# **1- KAGGLE API + DATASET**
BURAYI GOOGLE COLAB İÇERİSİNDE KAGGLE API KULLANIMI VE DATASET İNDİRMESİ İÇİN KULLANDIM.

I USED THIS TO USE THE KAGGLE API AND DOWNLOAD DATASETS WITHIN GOOGLE COLAB.

In [None]:
# DATASET EKLEME ALANI
# ADD DATASET

# **2- KÜTÜPHANELER ve GOOGLE DRIVE**
LIBRARIES + GOOGLE DRIVE

In [None]:
!pip install torchvision timm
!pip install transformers accelerate datasets
!pip install torch torchvision torchaudio --index-url https://download.pytorch.org/whl/cu128
!pip install transformers
!pip install pandas
!pip install numpy
!pip install pillow
!pip install tqdm
!pip install scikit-learn
!pip install nltk

!git clone https://github.com/tylin/coco-caption.git
!pip install pycocoevalcap

from google.colab import drive
drive.mount('/content/drive')

## **3- İLK EĞİTİM**
BURADAKİ KOD, MODEL EĞİTİMİ İÇİN BAŞLANGIÇ KODUDUR. İLK ÖĞRENİMLERİ BURADA YAPTIM. 10 EPOCH SONRA DEVAM KODUNA GEÇTİM.
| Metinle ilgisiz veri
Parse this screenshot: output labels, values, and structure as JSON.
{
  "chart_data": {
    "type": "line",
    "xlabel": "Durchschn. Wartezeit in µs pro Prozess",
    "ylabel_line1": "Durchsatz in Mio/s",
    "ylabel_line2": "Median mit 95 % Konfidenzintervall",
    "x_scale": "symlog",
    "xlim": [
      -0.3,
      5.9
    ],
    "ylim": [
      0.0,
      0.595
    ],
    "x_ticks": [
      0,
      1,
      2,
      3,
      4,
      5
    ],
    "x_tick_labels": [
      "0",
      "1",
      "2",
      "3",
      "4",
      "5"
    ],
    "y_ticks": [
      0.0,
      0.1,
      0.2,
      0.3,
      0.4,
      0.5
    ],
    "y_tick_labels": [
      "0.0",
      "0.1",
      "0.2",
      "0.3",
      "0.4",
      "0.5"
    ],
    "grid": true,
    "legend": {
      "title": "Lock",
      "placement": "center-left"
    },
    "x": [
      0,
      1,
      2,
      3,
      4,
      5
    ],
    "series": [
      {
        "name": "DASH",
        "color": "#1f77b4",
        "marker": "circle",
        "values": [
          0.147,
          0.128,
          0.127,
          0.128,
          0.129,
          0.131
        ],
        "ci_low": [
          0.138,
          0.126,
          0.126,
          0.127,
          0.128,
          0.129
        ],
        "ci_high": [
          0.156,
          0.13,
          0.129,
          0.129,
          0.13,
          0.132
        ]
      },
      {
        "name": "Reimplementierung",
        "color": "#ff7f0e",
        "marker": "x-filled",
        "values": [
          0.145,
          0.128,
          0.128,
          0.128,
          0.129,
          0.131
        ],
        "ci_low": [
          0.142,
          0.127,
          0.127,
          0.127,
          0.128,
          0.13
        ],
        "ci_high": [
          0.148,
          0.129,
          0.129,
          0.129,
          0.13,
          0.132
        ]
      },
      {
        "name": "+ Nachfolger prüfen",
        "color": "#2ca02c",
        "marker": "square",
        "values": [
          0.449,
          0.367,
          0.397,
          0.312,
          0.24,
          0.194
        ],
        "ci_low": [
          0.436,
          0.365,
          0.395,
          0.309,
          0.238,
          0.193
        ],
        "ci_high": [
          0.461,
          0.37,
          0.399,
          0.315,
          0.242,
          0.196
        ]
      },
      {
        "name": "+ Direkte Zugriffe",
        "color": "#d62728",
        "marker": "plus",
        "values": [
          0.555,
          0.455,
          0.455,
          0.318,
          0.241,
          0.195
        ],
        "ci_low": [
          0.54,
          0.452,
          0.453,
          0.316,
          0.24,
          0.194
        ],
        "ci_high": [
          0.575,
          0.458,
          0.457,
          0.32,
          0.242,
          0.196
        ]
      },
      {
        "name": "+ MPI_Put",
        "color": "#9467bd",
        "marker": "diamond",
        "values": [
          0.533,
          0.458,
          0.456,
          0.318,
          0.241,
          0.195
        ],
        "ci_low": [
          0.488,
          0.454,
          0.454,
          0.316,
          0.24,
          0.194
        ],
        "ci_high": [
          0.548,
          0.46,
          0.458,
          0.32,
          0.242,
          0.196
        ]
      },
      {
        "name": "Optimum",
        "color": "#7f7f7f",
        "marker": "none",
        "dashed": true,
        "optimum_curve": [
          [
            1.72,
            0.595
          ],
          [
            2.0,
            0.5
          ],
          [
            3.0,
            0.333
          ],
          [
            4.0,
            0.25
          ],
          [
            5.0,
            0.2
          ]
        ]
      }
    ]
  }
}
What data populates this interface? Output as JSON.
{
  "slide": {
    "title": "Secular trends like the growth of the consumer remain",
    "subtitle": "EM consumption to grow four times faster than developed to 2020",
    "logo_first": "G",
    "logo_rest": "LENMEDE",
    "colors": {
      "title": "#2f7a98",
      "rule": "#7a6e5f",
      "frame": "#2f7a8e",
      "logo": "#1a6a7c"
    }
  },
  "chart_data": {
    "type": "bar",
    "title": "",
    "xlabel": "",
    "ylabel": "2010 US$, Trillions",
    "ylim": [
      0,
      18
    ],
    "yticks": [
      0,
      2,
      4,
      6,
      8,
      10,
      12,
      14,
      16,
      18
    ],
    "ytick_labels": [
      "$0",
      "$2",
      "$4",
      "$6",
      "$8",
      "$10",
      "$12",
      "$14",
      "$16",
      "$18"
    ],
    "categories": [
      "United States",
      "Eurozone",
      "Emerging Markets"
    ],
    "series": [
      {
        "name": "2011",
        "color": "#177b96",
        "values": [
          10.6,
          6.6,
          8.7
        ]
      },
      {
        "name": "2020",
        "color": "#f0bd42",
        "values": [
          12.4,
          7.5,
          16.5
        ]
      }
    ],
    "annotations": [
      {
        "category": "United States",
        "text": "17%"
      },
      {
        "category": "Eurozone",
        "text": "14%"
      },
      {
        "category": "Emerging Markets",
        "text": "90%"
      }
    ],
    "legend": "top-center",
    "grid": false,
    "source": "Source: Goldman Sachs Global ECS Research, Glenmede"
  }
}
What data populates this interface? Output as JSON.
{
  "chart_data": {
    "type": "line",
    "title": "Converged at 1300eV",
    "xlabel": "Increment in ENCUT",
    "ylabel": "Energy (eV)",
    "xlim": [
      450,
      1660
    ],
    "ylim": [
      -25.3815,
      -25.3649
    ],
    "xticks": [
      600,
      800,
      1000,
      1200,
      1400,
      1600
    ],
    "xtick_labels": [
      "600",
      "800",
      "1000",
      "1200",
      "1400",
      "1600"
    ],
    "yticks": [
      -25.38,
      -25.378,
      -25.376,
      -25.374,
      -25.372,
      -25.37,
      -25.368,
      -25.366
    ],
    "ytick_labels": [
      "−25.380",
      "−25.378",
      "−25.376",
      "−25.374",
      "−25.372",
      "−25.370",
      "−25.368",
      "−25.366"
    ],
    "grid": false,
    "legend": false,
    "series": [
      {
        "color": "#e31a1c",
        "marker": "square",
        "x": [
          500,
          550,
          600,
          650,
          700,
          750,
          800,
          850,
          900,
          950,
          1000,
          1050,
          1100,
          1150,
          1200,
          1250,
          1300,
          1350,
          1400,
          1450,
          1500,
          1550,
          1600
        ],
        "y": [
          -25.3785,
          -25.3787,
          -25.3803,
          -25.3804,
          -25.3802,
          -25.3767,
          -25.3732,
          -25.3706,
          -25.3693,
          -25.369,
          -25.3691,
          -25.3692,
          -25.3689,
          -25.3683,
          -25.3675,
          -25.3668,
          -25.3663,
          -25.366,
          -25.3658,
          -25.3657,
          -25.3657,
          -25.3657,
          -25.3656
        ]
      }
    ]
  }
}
THE CODE HERE IS THE STARTING CODE FOR MODEL TRAINING. I DID MY FIRST LEARNINGS HERE. AFTER 10 EPOCHES I SWITCHED TO THE CONTINUING CODE.

In [None]:
import os
import pandas as pd
import re
from PIL import Image
from tqdm import tqdm
import torch
from torch.utils.data import Dataset, DataLoader
from transformers import BlipProcessor, BlipForConditionalGeneration, get_cosine_schedule_with_warmup
from torch import optim
from torch.nn import CrossEntropyLoss
import torchvision.transforms as T
from sklearn.model_selection import train_test_split
from torch.cuda.amp import GradScaler
from torch.amp import autocast
from pycocoevalcap.cider.cider import Cider


device = torch.device("cuda" if torch.cuda.is_available() else "cpu")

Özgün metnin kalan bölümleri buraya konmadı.